A dome, two mini-domes, four minarets. These forms are not all that different from a three-minute egg set in an egg cup, a pair of salt-and-pepper shakers, and four long-stemmed flowers set in separate vases.

The form of a boiled egg in an egg cup is so familiar that we hardly see it as form; it's merely an egg in a cup. But how might we react if that cupped egg was 100 times its actual size? We would probably stand in awe of it.

So it is with the Taj Mahal. As a monument, it is monumental. Grandeur that dwarfs us demands our admiration.
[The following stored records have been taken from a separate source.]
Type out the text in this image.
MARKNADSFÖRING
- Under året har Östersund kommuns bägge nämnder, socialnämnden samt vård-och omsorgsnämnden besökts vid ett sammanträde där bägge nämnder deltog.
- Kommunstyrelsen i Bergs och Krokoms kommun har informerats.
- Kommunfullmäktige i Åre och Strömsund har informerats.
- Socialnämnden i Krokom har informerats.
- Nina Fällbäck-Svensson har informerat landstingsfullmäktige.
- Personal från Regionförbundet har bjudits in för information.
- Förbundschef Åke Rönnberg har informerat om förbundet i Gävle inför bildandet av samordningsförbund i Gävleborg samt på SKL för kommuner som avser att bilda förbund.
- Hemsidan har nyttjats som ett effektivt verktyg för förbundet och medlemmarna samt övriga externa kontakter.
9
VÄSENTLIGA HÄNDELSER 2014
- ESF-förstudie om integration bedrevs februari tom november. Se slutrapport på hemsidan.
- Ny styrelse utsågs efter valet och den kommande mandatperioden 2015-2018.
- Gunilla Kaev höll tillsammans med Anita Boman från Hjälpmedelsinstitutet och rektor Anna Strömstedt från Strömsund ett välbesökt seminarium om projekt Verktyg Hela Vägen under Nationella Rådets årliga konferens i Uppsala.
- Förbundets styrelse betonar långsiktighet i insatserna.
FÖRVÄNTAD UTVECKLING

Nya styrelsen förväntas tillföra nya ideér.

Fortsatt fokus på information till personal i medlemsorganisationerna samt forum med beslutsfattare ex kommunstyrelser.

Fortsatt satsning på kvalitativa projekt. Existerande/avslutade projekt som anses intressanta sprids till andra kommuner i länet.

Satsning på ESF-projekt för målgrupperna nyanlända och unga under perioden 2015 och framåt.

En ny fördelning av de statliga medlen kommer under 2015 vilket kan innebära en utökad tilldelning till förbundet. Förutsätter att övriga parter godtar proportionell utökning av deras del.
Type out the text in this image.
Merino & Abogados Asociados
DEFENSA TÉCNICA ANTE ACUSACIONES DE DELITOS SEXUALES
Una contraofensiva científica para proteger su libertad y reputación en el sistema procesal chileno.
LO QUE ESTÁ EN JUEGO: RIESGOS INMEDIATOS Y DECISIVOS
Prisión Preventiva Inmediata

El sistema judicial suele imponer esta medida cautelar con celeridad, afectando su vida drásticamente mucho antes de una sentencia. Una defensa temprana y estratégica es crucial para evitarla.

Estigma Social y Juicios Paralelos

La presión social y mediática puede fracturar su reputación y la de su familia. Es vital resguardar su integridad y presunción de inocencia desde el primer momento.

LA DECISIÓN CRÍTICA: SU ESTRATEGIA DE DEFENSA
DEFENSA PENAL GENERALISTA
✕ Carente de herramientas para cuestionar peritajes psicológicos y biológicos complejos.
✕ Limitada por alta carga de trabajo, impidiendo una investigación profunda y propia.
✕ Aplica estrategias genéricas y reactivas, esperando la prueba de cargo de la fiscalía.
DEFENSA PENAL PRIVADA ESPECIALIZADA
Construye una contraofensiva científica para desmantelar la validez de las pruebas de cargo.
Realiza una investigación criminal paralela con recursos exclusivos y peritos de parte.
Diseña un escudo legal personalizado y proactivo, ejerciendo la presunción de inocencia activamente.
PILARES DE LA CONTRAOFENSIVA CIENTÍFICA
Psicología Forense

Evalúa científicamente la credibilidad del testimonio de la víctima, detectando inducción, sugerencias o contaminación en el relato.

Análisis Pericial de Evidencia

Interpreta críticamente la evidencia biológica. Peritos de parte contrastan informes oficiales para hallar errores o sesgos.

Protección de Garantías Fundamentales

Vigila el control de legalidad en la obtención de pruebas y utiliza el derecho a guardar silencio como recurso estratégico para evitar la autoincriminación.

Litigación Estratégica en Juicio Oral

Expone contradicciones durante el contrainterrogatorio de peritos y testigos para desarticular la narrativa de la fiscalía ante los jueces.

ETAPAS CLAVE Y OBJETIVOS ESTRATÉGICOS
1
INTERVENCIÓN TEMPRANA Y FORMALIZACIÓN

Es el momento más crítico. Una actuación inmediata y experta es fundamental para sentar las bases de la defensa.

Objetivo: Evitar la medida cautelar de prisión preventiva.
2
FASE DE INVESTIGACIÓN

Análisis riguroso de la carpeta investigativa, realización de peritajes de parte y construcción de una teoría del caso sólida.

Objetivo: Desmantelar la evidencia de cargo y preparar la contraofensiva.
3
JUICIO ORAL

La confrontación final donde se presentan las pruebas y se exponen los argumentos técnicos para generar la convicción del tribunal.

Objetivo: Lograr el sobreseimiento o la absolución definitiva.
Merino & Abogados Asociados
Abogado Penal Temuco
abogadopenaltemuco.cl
At half its actual size, the Taj would have much less than half its impact. Less may be more in some forms of art, but the Taj Mahal is proof that, at least in monumental art, more is also more. Has it been oversold?

How could it not have been? The Taj Mahal has become a logo for India. There are Taj Mahal hotels and restaurants and heaven-knows-what-elses all over the world.

What started as a work of art has become a product label, a cultural icon. In some strange way you have already experienced the Taj before you ever arrive here.

When you actually do arrive, you already know what you're supposed to feel: "Wow! Gee! Incredible!" The Taj has become a cliche, and so you respond aptly - in cliches.

Being here is not all that different from what you're already so familiar with. So, actually seeing the tomb, you feel a little cheated. Still, it is a singular work of art

Walking about the building as the sun comes up, you realize that your unhappiness with rigid symmetry and your distress with the over-familiarity are merely quibbles.

The tomb has a majestic serenity. You wish you could visit it several times a week. For a couple of years.

It's frustrating that, having circumambulated it at sunset and now again at daybreak, gawked at it for maybe three hours total, you must now dispense with it. Cross it off your list. Seen that.

You'd like to see it in rain and in heat. Build a relationship with it.

I have a sculpture on my dresser: the head of an African woman carved out of wood. I picked it up in a market in Coquilhatville (now Mbandaka in Zaire) one afternoon. It's stood on my dresser for more than a decade.

I live with that sculpture. I look at it now and then, study it sometimes, catch it in different lights, watch shadows changing on it.

I live with that sculpture, but it's not overly familiar. Other people haven't told me what it means.

I wish I could have that kind of relationship with the Taj Mahal.